Naturally, I did wonder about my biological parents. Mom’s favorite movie was Gone with the Wind. I thought I could see myself in Clark Gable. For many years, I had a fantasy that I was the secret love child of Clark and some gorgeous actress.
After Sonny and Cher appeared on television, I learned that Cher and I shared the same birth date: May 20, 1946. Like her, I was slender with dark hair. So my new fantasy had me being Cher’s twin brother, somehow separated at birth.
Adoption is inherently a two-sided coin. On one side, there is gratitude that a nice family chose to raise you as their own. On the flip side, there’s a sense of loss. Your birth parents had to give you up for this to happen.
Fortunately, the emotional coin landed heads up for me. I only felt the positive side of adoption.
If I did have any unanswered questions about my identity, I was able to compartmentalize them and get on with my life. As the years slipped by, any inclination to discuss the matter with my parents evaporated.
Near the end of our five-year stay in New Mexico, Pat and I became parents. Our first child, Jennifer, was born there in March 1973. She was the first blood relative I ever saw.
When Jenny was six months old, I followed through on a career decision I had been contemplating for nearly two years. I resigned my position at the lab and went back to MSU to get a master’s degree in business.
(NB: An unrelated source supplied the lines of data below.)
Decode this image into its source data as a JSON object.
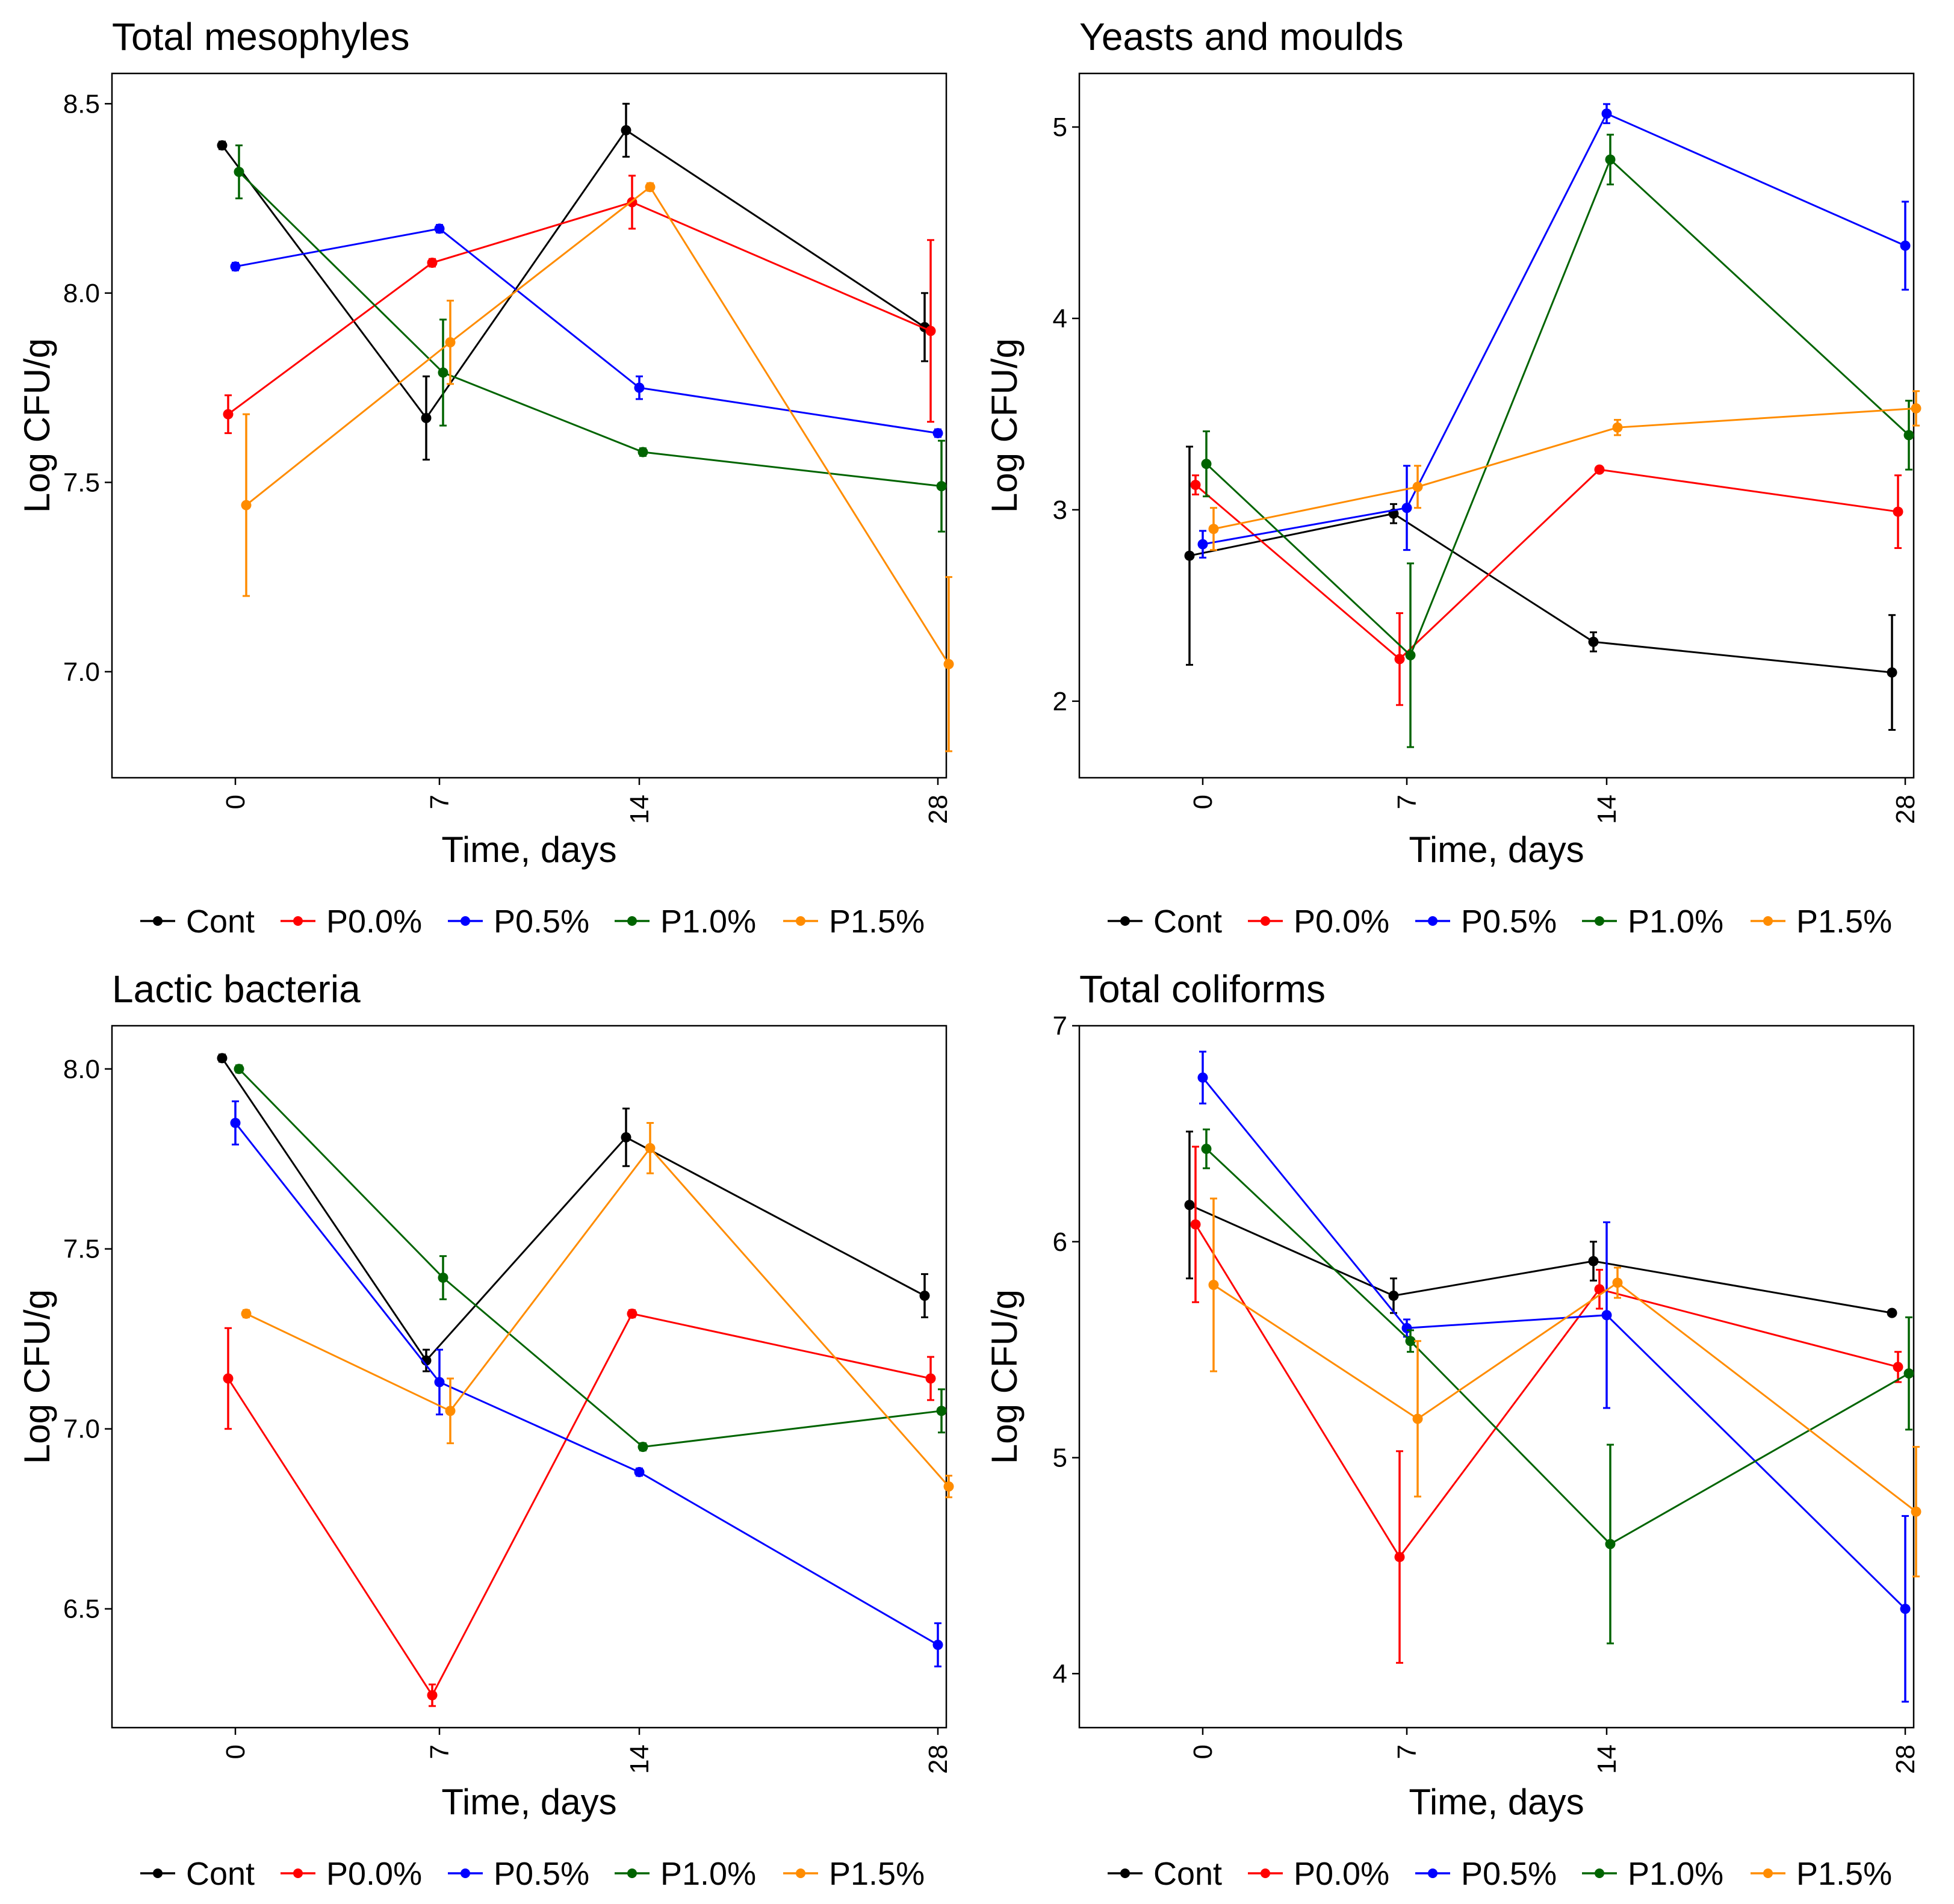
{
  "colors": {
    "Cont": "#000000",
    "P0.0%": "#ff0000",
    "P0.5%": "#0000ff",
    "P1.0%": "#006400",
    "P1.5%": "#ff8c00"
  },
  "legend": [
    "Cont",
    "P0.0%",
    "P0.5%",
    "P1.0%",
    "P1.5%"
  ],
  "chart_data": [
    {
      "type": "line",
      "title": "Total mesophyles",
      "xlabel": "Time, days",
      "ylabel": "Log CFU/g",
      "x": [
        "0",
        "7",
        "14",
        "28"
      ],
      "ylim": [
        6.72,
        8.58
      ],
      "yticks": [
        "7.0",
        "7.5",
        "8.0",
        "8.5"
      ],
      "series": [
        {
          "name": "Cont",
          "values": [
            8.39,
            7.67,
            8.43,
            7.91
          ],
          "err": [
            0.01,
            0.11,
            0.07,
            0.09
          ]
        },
        {
          "name": "P0.0%",
          "values": [
            7.68,
            8.08,
            8.24,
            7.9
          ],
          "err": [
            0.05,
            0.01,
            0.07,
            0.24
          ]
        },
        {
          "name": "P0.5%",
          "values": [
            8.07,
            8.17,
            7.75,
            7.63
          ],
          "err": [
            0.01,
            0.01,
            0.03,
            0.01
          ]
        },
        {
          "name": "P1.0%",
          "values": [
            8.32,
            7.79,
            7.58,
            7.49
          ],
          "err": [
            0.07,
            0.14,
            0.01,
            0.12
          ]
        },
        {
          "name": "P1.5%",
          "values": [
            7.44,
            7.87,
            8.28,
            7.02
          ],
          "err": [
            0.24,
            0.11,
            0.01,
            0.23
          ]
        }
      ]
    },
    {
      "type": "line",
      "title": "Yeasts and moulds",
      "xlabel": "Time, days",
      "ylabel": "Log CFU/g",
      "x": [
        "0",
        "7",
        "14",
        "28"
      ],
      "ylim": [
        1.6,
        5.28
      ],
      "yticks": [
        "2",
        "3",
        "4",
        "5"
      ],
      "series": [
        {
          "name": "Cont",
          "values": [
            2.76,
            2.98,
            2.31,
            2.15
          ],
          "err": [
            0.57,
            0.05,
            0.05,
            0.3
          ]
        },
        {
          "name": "P0.0%",
          "values": [
            3.13,
            2.22,
            3.21,
            2.99
          ],
          "err": [
            0.05,
            0.24,
            0.01,
            0.19
          ]
        },
        {
          "name": "P0.5%",
          "values": [
            2.82,
            3.01,
            5.07,
            4.38
          ],
          "err": [
            0.07,
            0.22,
            0.05,
            0.23
          ]
        },
        {
          "name": "P1.0%",
          "values": [
            3.24,
            2.24,
            4.83,
            3.39
          ],
          "err": [
            0.17,
            0.48,
            0.13,
            0.18
          ]
        },
        {
          "name": "P1.5%",
          "values": [
            2.9,
            3.12,
            3.43,
            3.53
          ],
          "err": [
            0.11,
            0.11,
            0.04,
            0.09
          ]
        }
      ]
    },
    {
      "type": "line",
      "title": "Lactic bacteria",
      "xlabel": "Time, days",
      "ylabel": "Log CFU/g",
      "x": [
        "0",
        "7",
        "14",
        "28"
      ],
      "ylim": [
        6.17,
        8.12
      ],
      "yticks": [
        "6.5",
        "7.0",
        "7.5",
        "8.0"
      ],
      "series": [
        {
          "name": "Cont",
          "values": [
            8.03,
            7.19,
            7.81,
            7.37
          ],
          "err": [
            0.01,
            0.03,
            0.08,
            0.06
          ]
        },
        {
          "name": "P0.0%",
          "values": [
            7.14,
            6.26,
            7.32,
            7.14
          ],
          "err": [
            0.14,
            0.03,
            0.01,
            0.06
          ]
        },
        {
          "name": "P0.5%",
          "values": [
            7.85,
            7.13,
            6.88,
            6.4
          ],
          "err": [
            0.06,
            0.09,
            0.01,
            0.06
          ]
        },
        {
          "name": "P1.0%",
          "values": [
            8.0,
            7.42,
            6.95,
            7.05
          ],
          "err": [
            0.01,
            0.06,
            0.01,
            0.06
          ]
        },
        {
          "name": "P1.5%",
          "values": [
            7.32,
            7.05,
            7.78,
            6.84
          ],
          "err": [
            0.01,
            0.09,
            0.07,
            0.03
          ]
        }
      ]
    },
    {
      "type": "line",
      "title": "Total coliforms",
      "xlabel": "Time, days",
      "ylabel": "Log CFU/g",
      "x": [
        "0",
        "7",
        "14",
        "28"
      ],
      "ylim": [
        3.75,
        7.0
      ],
      "yticks": [
        "4",
        "5",
        "6",
        "7"
      ],
      "series": [
        {
          "name": "Cont",
          "values": [
            6.17,
            5.75,
            5.91,
            5.67
          ],
          "err": [
            0.34,
            0.08,
            0.09,
            0.01
          ]
        },
        {
          "name": "P0.0%",
          "values": [
            6.08,
            4.54,
            5.78,
            5.42
          ],
          "err": [
            0.36,
            0.49,
            0.09,
            0.07
          ]
        },
        {
          "name": "P0.5%",
          "values": [
            6.76,
            5.6,
            5.66,
            4.3
          ],
          "err": [
            0.12,
            0.04,
            0.43,
            0.43
          ]
        },
        {
          "name": "P1.0%",
          "values": [
            6.43,
            5.54,
            4.6,
            5.39
          ],
          "err": [
            0.09,
            0.05,
            0.46,
            0.26
          ]
        },
        {
          "name": "P1.5%",
          "values": [
            5.8,
            5.18,
            5.81,
            4.75
          ],
          "err": [
            0.4,
            0.36,
            0.07,
            0.3
          ]
        }
      ]
    }
  ]
}
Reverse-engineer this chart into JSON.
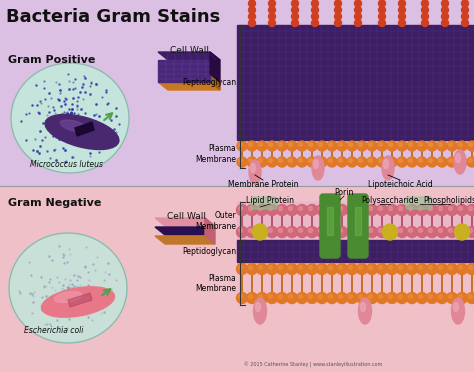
{
  "title": "Bacteria Gram Stains",
  "title_fontsize": 13,
  "gram_positive_label": "Gram Positive",
  "gram_negative_label": "Gram Negative",
  "micrococcus_label": "Micrococcus luteus",
  "ecoli_label": "Escherichia coli",
  "cell_wall_label": "Cell Wall",
  "peptidoglycan_label": "Peptidoglycan",
  "plasma_membrane_label": "Plasma\nMembrane",
  "outer_membrane_label": "Outer\nMembrane",
  "membrane_protein_label": "Membrane Protein",
  "lipoteichoic_label": "Lipoteichoic Acid",
  "porin_label": "Porin",
  "lipid_protein_label": "Lipid Protein",
  "polysaccharide_label": "Polysaccharide",
  "phospholipids_label": "Phospholipids",
  "copyright": "© 2015 Catherine Stanley | www.stanleyillustration.com",
  "purple_dark": "#3d1f66",
  "orange_bead": "#e07828",
  "pink_bead": "#d87878",
  "pink_membrane": "#e8a0b0",
  "green_porin": "#4a8a30",
  "yellow_lipid": "#c8b020",
  "pink_protein": "#e88898",
  "bg_top": "#dcc8e4",
  "bg_bot": "#f0c4cc",
  "teichoic_red": "#d84828",
  "orange_slab": "#c87820",
  "purple_slab": "#3d1f66",
  "pink_slab": "#e090a0"
}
Family considerations were partly behind the move. My dad had suffered a severe heart attack while I was still in college. Unable to pass his employer’s physical, he never returned to work. That heart condition had kept him from accompanying Mom when she came out to visit us in New Mexico. His doctor insisted that the 7,300-foot altitude of Los Alamos would be dangerous to his health.
Now that Pat and I had a child, we wanted grandparents to be part of her life. So we moved back to East Lansing for my stint in grad school. Beyond that, we hoped to remain in Michigan.
The economy was down when I received my MBA in 1975. But I was able to land a job in Grand Rapids with Lear-Siegler as director of marketing for its new Automated Systems Division. Happily, Pat and I bought our first house in the Grand Rapids suburbs, less than an hour from Ionia.